= Étienne Agard de Champs =

French Jesuit theologian and author

Étienne Agard de Champs (Dechamps; 2 September 1613 at Bourges – 31 July 1701 at Paris according to Augustin de Backer, at La Flèche) was a French Jesuit theologian and author.

==Life==

He entered the Jesuit novitiate in 1630 and later became professor of rhetoric, philosophy, and theology in Paris. He was rector at Rennes, three times rector at Paris, head of the professed house, twice provincial of France, and once provincial of Lyon.

==Works==
Jansenism, the major topic of debate in the France of his day, is the theme of all his books. Writing under the name of Richard Antonius, he composed "Defensio Censurae Sacrae Facultatis Parisiensis – seu Disputatio Theologica de libero arbitrio" (Paris, 1645).

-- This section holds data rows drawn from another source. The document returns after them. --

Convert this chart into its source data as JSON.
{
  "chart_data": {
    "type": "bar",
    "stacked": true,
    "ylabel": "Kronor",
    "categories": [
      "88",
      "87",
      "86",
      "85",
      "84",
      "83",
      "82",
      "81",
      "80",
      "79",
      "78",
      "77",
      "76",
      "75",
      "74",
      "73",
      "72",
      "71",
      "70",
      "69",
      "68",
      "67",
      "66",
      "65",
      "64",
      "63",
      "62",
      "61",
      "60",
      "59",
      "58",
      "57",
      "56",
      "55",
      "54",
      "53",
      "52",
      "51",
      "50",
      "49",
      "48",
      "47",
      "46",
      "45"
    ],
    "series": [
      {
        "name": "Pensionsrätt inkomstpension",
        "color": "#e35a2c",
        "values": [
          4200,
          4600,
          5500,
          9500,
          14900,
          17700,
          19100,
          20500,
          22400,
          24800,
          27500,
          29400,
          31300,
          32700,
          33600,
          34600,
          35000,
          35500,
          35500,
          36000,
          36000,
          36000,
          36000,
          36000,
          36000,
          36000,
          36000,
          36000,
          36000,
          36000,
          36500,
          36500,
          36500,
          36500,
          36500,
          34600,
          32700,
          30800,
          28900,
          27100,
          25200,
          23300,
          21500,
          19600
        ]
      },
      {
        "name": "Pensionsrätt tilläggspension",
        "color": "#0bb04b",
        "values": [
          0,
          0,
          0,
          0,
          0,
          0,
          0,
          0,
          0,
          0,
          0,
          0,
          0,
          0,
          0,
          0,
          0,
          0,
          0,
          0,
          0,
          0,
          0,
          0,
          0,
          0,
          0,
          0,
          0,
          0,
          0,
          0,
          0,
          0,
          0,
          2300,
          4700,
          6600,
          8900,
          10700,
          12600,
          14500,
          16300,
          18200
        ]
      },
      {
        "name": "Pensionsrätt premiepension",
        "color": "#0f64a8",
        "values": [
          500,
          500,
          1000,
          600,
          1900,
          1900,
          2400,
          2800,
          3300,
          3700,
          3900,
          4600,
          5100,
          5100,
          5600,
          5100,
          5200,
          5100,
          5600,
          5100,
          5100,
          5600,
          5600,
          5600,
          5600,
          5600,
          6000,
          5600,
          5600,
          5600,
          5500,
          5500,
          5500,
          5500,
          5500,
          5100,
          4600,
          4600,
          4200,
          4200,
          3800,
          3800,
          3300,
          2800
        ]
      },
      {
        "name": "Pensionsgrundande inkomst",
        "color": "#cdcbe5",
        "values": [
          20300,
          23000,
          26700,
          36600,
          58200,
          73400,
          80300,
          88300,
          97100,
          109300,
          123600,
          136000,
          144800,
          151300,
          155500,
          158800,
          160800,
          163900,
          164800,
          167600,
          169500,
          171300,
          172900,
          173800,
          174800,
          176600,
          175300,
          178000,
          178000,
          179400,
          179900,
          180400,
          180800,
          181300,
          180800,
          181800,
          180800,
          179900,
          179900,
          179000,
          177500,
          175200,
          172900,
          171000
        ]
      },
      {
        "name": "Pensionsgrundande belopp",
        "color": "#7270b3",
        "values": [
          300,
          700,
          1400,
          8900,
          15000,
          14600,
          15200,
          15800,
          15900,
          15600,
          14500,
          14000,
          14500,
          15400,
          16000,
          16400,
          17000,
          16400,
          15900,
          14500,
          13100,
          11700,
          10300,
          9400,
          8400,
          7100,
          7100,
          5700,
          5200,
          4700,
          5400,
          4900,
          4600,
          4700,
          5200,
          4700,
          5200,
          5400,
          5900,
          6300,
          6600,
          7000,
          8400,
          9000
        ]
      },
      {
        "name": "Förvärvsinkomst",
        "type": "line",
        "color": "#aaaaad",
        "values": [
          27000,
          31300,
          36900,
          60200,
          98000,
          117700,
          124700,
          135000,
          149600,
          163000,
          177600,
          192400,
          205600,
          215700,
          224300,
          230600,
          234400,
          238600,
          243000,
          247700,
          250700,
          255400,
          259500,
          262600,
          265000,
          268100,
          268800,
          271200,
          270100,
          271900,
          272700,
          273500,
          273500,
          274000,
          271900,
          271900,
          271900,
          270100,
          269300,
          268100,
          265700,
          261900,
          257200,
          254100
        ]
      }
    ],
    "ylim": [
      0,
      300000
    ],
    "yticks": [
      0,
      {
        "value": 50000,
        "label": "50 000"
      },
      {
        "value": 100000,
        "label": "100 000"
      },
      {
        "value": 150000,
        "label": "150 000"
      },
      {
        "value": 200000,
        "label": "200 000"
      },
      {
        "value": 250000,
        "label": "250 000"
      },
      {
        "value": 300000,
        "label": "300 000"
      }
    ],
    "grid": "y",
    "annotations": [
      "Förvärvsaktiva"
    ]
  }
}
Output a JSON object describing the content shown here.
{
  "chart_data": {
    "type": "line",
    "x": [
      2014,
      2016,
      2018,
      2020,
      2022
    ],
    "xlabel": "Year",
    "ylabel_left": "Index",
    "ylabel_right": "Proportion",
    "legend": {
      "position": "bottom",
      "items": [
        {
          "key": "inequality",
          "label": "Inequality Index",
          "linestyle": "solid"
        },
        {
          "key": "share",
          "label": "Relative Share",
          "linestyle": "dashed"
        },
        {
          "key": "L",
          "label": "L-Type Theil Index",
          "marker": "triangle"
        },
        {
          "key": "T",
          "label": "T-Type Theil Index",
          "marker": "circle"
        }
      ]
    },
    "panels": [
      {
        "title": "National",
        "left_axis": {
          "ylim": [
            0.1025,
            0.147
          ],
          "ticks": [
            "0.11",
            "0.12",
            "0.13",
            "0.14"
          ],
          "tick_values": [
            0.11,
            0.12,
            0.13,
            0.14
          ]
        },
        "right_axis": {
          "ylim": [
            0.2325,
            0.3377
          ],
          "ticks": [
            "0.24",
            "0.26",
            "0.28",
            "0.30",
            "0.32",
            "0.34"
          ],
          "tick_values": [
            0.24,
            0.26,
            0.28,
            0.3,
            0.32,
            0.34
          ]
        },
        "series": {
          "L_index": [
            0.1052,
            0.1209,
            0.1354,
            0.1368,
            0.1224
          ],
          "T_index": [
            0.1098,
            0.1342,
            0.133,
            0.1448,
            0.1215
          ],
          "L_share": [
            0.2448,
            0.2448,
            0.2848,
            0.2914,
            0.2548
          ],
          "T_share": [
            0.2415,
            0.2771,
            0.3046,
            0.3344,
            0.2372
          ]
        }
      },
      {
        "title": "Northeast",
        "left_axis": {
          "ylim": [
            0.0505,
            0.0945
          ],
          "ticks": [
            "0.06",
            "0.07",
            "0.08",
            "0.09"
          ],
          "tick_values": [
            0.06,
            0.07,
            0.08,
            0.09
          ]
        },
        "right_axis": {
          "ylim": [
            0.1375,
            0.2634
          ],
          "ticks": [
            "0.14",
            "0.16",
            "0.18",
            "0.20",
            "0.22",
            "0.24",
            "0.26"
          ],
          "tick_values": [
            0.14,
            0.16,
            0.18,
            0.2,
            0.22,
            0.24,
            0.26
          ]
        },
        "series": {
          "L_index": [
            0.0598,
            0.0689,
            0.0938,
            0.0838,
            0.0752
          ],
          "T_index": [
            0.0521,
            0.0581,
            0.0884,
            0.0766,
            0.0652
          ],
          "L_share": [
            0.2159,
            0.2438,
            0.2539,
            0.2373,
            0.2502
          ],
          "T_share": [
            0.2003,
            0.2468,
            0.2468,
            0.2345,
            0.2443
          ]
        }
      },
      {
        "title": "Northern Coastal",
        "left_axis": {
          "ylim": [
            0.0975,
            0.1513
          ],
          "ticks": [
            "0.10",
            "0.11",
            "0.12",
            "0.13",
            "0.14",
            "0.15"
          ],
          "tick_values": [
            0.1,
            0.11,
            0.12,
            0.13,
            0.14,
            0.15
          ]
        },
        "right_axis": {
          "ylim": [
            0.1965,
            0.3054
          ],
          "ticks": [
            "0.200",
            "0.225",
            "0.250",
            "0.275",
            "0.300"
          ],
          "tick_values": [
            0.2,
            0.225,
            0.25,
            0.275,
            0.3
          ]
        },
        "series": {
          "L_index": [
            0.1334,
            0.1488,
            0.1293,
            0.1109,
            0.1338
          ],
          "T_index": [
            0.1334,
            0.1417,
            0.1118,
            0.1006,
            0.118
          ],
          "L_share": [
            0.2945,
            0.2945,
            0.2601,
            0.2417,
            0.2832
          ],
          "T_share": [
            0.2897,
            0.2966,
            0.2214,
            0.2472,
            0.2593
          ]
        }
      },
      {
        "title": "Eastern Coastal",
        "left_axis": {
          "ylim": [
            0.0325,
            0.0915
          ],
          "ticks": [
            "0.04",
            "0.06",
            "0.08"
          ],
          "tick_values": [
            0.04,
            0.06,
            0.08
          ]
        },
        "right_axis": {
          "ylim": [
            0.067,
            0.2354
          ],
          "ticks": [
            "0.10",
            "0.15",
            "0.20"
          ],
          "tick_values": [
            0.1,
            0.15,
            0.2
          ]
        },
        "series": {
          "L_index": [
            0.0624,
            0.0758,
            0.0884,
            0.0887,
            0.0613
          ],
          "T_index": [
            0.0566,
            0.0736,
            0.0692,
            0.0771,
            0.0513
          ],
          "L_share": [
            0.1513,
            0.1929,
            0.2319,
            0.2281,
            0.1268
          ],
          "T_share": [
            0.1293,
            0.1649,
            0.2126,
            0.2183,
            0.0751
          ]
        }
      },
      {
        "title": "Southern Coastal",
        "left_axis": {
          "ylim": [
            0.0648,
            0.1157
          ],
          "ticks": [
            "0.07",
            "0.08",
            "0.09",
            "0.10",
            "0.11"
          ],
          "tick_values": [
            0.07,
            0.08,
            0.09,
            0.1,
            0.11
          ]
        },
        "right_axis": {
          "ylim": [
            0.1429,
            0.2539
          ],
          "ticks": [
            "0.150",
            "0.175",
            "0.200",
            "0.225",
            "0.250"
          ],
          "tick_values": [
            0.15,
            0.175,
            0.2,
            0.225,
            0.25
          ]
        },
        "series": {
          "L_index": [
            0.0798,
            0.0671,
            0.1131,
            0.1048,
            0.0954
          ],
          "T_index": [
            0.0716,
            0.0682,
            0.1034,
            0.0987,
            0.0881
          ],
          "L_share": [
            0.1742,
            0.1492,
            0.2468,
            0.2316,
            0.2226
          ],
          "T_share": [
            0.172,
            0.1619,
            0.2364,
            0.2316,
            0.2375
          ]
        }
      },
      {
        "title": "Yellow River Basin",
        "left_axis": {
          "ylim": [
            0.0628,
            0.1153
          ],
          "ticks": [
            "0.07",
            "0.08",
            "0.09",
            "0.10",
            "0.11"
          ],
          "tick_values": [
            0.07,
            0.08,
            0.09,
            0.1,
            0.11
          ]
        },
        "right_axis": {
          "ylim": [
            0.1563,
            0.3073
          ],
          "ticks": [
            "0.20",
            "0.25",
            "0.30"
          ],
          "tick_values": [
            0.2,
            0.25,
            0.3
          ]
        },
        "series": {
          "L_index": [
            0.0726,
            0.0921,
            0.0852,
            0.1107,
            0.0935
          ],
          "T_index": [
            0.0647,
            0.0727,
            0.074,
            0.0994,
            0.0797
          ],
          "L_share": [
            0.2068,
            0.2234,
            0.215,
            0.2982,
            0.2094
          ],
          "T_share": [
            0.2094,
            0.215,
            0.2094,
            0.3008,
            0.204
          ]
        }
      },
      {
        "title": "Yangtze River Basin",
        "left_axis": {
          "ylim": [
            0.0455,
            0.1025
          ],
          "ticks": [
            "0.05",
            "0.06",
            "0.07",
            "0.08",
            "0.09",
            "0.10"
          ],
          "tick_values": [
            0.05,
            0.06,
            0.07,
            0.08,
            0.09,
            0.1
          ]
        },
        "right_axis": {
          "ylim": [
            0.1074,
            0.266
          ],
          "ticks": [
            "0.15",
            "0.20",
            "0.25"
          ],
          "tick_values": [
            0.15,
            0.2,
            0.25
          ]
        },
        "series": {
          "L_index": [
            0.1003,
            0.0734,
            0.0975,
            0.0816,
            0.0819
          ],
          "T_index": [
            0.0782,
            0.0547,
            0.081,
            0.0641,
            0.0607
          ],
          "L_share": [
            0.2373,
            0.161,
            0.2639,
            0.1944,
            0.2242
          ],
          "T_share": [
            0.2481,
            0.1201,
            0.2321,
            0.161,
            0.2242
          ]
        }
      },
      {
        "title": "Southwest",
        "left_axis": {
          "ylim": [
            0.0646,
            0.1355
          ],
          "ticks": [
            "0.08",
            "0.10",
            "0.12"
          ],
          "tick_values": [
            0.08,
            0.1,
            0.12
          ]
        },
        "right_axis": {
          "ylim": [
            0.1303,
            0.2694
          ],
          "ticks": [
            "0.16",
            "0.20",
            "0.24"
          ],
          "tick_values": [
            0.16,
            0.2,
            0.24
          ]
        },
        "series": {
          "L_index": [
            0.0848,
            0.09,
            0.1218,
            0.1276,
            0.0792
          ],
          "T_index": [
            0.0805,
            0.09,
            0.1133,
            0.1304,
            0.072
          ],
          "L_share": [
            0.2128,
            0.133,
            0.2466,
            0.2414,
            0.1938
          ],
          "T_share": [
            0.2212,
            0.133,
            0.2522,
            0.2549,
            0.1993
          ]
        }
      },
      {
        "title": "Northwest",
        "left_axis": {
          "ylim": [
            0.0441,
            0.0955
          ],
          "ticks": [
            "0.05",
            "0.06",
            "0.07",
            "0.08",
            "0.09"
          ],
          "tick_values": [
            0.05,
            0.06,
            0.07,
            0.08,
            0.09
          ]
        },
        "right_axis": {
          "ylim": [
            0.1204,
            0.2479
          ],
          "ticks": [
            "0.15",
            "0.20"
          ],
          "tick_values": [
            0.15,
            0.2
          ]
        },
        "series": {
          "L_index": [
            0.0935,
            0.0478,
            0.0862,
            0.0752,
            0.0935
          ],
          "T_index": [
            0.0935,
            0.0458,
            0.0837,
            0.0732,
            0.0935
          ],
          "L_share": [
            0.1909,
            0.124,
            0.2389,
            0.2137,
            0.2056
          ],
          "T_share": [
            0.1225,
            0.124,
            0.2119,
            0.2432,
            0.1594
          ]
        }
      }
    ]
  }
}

This was well received, and went through five editions in two years. It prompted a reply from Vincent Lenis in his "Theriaca" (Paris, 1648), which occasioned the "Antonii Ricardi Theologi Responsio ad objectiones Vincentianas" (Paris, 1648).

He defends the Sorbonne in his "De Haeresi Janseniana" (1654). Among his other works the best known is "Le secret du Jansenisme découvert et refute par un Docteur Catholique" (Paris, 1651).